EPL is a post-bankruptcy company involved in oil and gas exploration and production in the Gulf of Mexico. It got into financial trouble in 2008 due to (1) hurricane activity (2) a sharp decline in oil and gas prices (3) its debt came due at a time when global credit markets were frozen and (4) a long history of poor capital allocation by management. The Company went through a quick, pre-negotiated bankruptcy in which it equitized a significant portion of its debt to reduce leverage. It emerged from Chapter 11 in September 2009.

Due to the restructuring, the Board is now controlled mainly by shareholders and old management has been replaced. Since its emergence from bankruptcy, the Company has made good progress in reducing costs and improving productivity. Oil prices have also helped valuation, while natural gas prices have offset some of that benefit.

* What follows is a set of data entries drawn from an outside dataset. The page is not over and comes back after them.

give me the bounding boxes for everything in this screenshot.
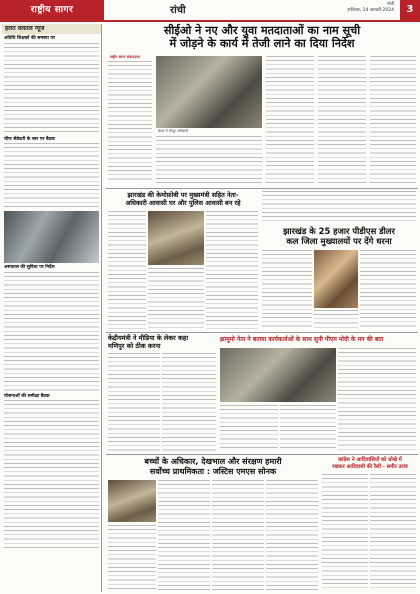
story-five-body-3 [280, 405, 336, 451]
date-line-1: रांची [386, 2, 394, 7]
story-seven-body-2 [370, 474, 416, 591]
page-number: 3 [400, 0, 420, 20]
story-two-photo [148, 211, 204, 265]
story-three-photo [314, 250, 358, 308]
story-two-body-3 [206, 211, 258, 329]
lead-body-col-5 [370, 56, 416, 184]
divider-1 [106, 188, 418, 189]
left-news-column [2, 24, 102, 592]
story-four-headline-line-1: केद्रीयमंत्री ने मीडिया के लेकर कहा [108, 334, 188, 342]
story-six-body-3 [212, 480, 264, 591]
story-six-body-4 [266, 480, 318, 591]
story-seven-headline-line-2: रखकर आदिवासी की रैली - समीर उरांव [332, 464, 408, 470]
lead-body-col-1 [108, 54, 152, 184]
story-three-upper-body [262, 191, 416, 223]
lead-headline [108, 24, 416, 50]
left-headline-2: चीफ सेक्रेटरी के स्तर पर बैठक [4, 136, 55, 142]
story-six-headline-line-1: बच्चों के अधिकार, देखभाल और संरक्षण हमारी [144, 457, 282, 466]
lead-body-under-photo [156, 136, 262, 184]
story-four-headline-line-2: मणिपुर को ठीक करना [108, 342, 161, 350]
left-headline-3: अस्पताल की सुविधा पर निर्देश [4, 265, 55, 271]
story-three-body-3 [360, 250, 416, 330]
left-body-3 [4, 272, 99, 392]
story-five-photo [220, 348, 336, 402]
left-headline-4: योजनाओं की समीक्षा बैठक [4, 393, 50, 399]
left-body-2 [4, 143, 99, 209]
lead-body-col-4 [318, 56, 366, 184]
story-seven-headline [322, 457, 418, 471]
date-block [312, 2, 394, 14]
lead-body-col-3 [266, 56, 314, 184]
lead-headline-line-1: सीईओ ने नए और युवा मतदाताओं का नाम सूची [163, 24, 361, 37]
story-six-headline [108, 457, 318, 477]
story-three-headline [262, 226, 416, 246]
city-name: रांची [170, 5, 186, 16]
lead-headline-line-2: में जोड़ने के कार्य में तेजी लाने का दिया निर्देश [169, 37, 355, 50]
lead-byline: राष्ट्रीय सागर संवाददाता [110, 55, 140, 59]
story-seven-headline-line-1: कांग्रेस ने आदिवासियों को धोखे में [338, 457, 402, 463]
divider-3 [106, 454, 418, 455]
story-five-body-1 [338, 348, 416, 451]
story-five-headline: झामुमो नेता ने बताया कार्यकर्ताओं के साथ सुनी पीएम मोदी के मन की बात [220, 336, 384, 343]
story-three-body-2 [314, 310, 358, 330]
story-six-photo [108, 480, 156, 522]
story-three-body-1 [262, 250, 312, 330]
story-four-body-2 [162, 353, 216, 451]
story-two-body-1 [108, 211, 146, 329]
divider-2 [106, 332, 418, 333]
story-three-headline-line-2: कल जिला मुख्यालयों पर देंगे धरना [286, 236, 392, 246]
lead-photo [156, 56, 262, 128]
date-line-2: शनिवार, 14 जनवरी 2024 [347, 8, 394, 13]
story-seven-body-1 [322, 474, 368, 591]
story-six-body-2 [158, 480, 210, 591]
story-four-headline [108, 334, 218, 350]
brand-logo: राष्ट्रीय सागर [0, 0, 104, 20]
left-body-4 [4, 400, 99, 550]
story-two-headline [108, 191, 258, 207]
story-two-headline-line-1: झारखंड की केमोफ़ोबी पर मुख्यमंत्री सहित नेता- [127, 191, 239, 199]
left-photo [4, 211, 99, 263]
lead-photo-caption: बैठक में मौजूद अधिकारी [158, 129, 189, 133]
story-six-body-1 [108, 525, 156, 591]
story-six-headline-line-2: सर्वोच्च प्राथमिकता : जस्टिस एमएस सोनक [149, 467, 277, 476]
story-three-headline-line-1: झारखंड के 25 हजार पीडीएस डीलर [283, 226, 395, 236]
story-five-body-2 [220, 405, 278, 451]
left-section-title: हलत वलतल न्यूज [2, 24, 101, 34]
left-headline-1: अतिथि शिक्षकों की समस्या पर [4, 36, 55, 41]
masthead [0, 0, 420, 22]
left-body-1 [4, 43, 99, 135]
story-two-body-2 [148, 268, 204, 329]
story-two-headline-line-2: अधिकारी आवासी घर और पुलिस आवासी बन रहे [125, 199, 241, 207]
story-four-body-1 [108, 353, 160, 451]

The stock continues to trade at a discount to comparable companies. At parity, EPL would be at $17 per share.


(1) The stock is underfollowed by the Street with zero sell-side coverage (2) bankruptcy taint, which takes time to wash and (3) the new management will need to prove that it can do a better job in capital allocation, which pre-bankruptcy, was one of the worst in the industry.

On April 8, 2010, Energy Partners issued a press release. Here is the gist of it:

"The Company reported probable reserve estimates based upon estimates provided by its third party engineering firms totaling 9.2 million barrels of oil equivalent (Boe) as of year-end 2009.

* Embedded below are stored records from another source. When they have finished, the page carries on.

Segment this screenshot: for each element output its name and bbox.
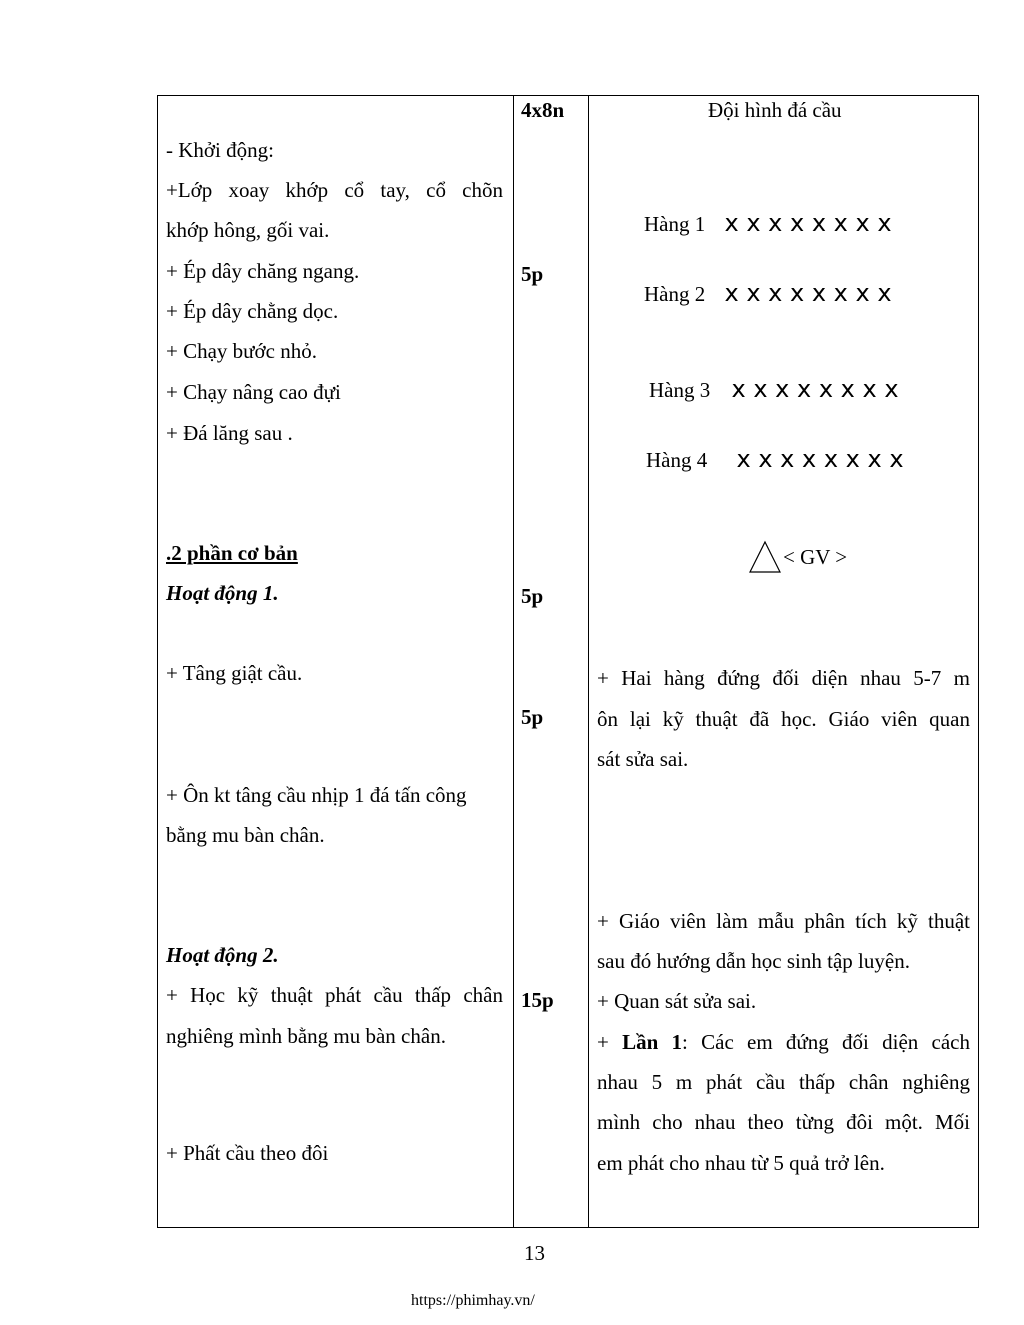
organization-note-1b: ôn lại kỹ thuật đã học. Giáo viên quan [597, 707, 970, 731]
activity-1-item-2b: bằng mu bàn chân. [166, 823, 325, 847]
column-divider-2 [588, 96, 589, 1227]
formation-row-marks: x x x x x x x x [736, 445, 904, 473]
warmup-item-1a: +Lớp xoay khớp cổ tay, cổ chõn [166, 178, 503, 202]
note-rest: : Các em đứng đối diện cách [682, 1030, 970, 1054]
time-dosage-4: 5p [521, 705, 544, 729]
time-dosage-3: 5p [521, 584, 544, 608]
organization-note-4d: em phát cho nhau từ 5 quả trở lên. [597, 1151, 885, 1175]
organization-note-2a: + Giáo viên làm mẫu phân tích kỹ thuật [597, 909, 970, 933]
activity-2-item-1b: nghiêng mình bằng mu bàn chân. [166, 1024, 446, 1048]
organization-note-2b: sau đó hướng dẫn học sinh tập luyện. [597, 949, 910, 973]
organization-note-3: + Quan sát sửa sai. [597, 989, 757, 1013]
formation-row-label: Hàng 2 [644, 282, 706, 306]
page-number: 13 [524, 1241, 545, 1265]
warmup-item-6: + Đá lăng sau . [166, 421, 293, 445]
organization-note-4b: nhau 5 m phát cầu thấp chân nghiêng [597, 1070, 970, 1094]
note-prefix: + [597, 1030, 623, 1054]
activity-2-item-2: + Phất cầu theo đôi [166, 1141, 329, 1165]
column-divider-1 [513, 96, 514, 1227]
time-dosage-1: 4x8n [521, 98, 565, 122]
footer-url-link[interactable]: https://phimhay.vn/ [411, 1292, 535, 1309]
time-dosage-5: 15p [521, 988, 554, 1012]
teacher-label: < GV > [783, 545, 848, 569]
warmup-item-5: + Chạy nâng cao đựi [166, 380, 341, 404]
warmup-item-1b: khớp hông, gối vai. [166, 218, 330, 242]
formation-title: Đội hình đá cầu [708, 98, 842, 122]
formation-row-4 [646, 446, 904, 473]
activity-1-heading: Hoạt động 1. [166, 581, 279, 605]
formation-row-label: Hàng 4 [646, 448, 708, 472]
warmup-item-4: + Chạy bước nhỏ. [166, 339, 317, 363]
formation-row-2 [644, 280, 892, 307]
formation-row-marks: x x x x x x x x [724, 209, 892, 237]
organization-note-4c: mình cho nhau theo từng đôi một. Mối [597, 1110, 970, 1134]
organization-note-1c: sát sửa sai. [597, 747, 689, 771]
note-bold-label: Lần 1 [622, 1030, 683, 1054]
warmup-item-2: + Ép dây chăng ngang. [166, 259, 360, 283]
activity-1-item-2a: + Ôn kt tâng cầu nhịp 1 đá tấn công [166, 783, 467, 807]
organization-note-4a [597, 1030, 970, 1054]
teacher-triangle-icon [748, 540, 782, 574]
formation-row-label: Hàng 3 [649, 378, 711, 402]
section-basic-heading: .2 phần cơ bản [166, 541, 298, 565]
warmup-heading: - Khởi động: [166, 138, 274, 162]
formation-row-label: Hàng 1 [644, 212, 706, 236]
activity-2-heading: Hoạt động 2. [166, 943, 279, 967]
formation-row-1 [644, 210, 892, 237]
formation-row-marks: x x x x x x x x [731, 375, 899, 403]
organization-note-1a: + Hai hàng đứng đối diện nhau 5-7 m [597, 666, 970, 690]
activity-2-item-1a: + Học kỹ thuật phát cầu thấp chân [166, 983, 503, 1007]
formation-row-marks: x x x x x x x x [724, 279, 892, 307]
activity-1-item-1: + Tâng giật cầu. [166, 661, 303, 685]
formation-row-3 [649, 376, 899, 403]
time-dosage-2: 5p [521, 262, 544, 286]
warmup-item-3: + Ép dây chằng dọc. [166, 299, 339, 323]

The estimated probable reserves are concentrated within its Gulf of Mexico Shelf core assets in the East Bay and South Timbalier areas, and are comprised of 75% oil and 25% gas.

Eighty-six percent of the probable reserve estimates are associated with proved developed reserves that will require production performance of the proven reserve base before being considered for proved classification, with the remainder requiring additional capital investment to test the estimated unproven reserve quantities. Additionally, the probable reserve estimates as reported are unrisked quantities."

I am inclined not to add these probable reserves in my valuation of EPL. However, this is certainly a positive, assuming that management will cost-effectively convert these into its proved reserve base of 31.2 MBoE.

In the peer group, which I use to gauge relative valuation of EPL, I include nine other Gulf of Mexico E&P Companies. The only Company which has oil/gas mix in its proved reserves similar to Energy Partners' is Callon Petroleum (NYSE:CPE) at 67%/33%. CPE is trading at EV/PV-10 of 3.6x versus EPL at 1.5x.

Of course, this comparison does not take into account the profile of each company's potential assets, only proved assets.

Another important fact about EPL which I like is its low balance sheet leverage. We tend forget about risk in good times, but commodity prices can turn on a dime so in my view, this is a critical metric. EPL has net debt of $1.62 per MBoE versus peer group median of $6.70 per MBoE.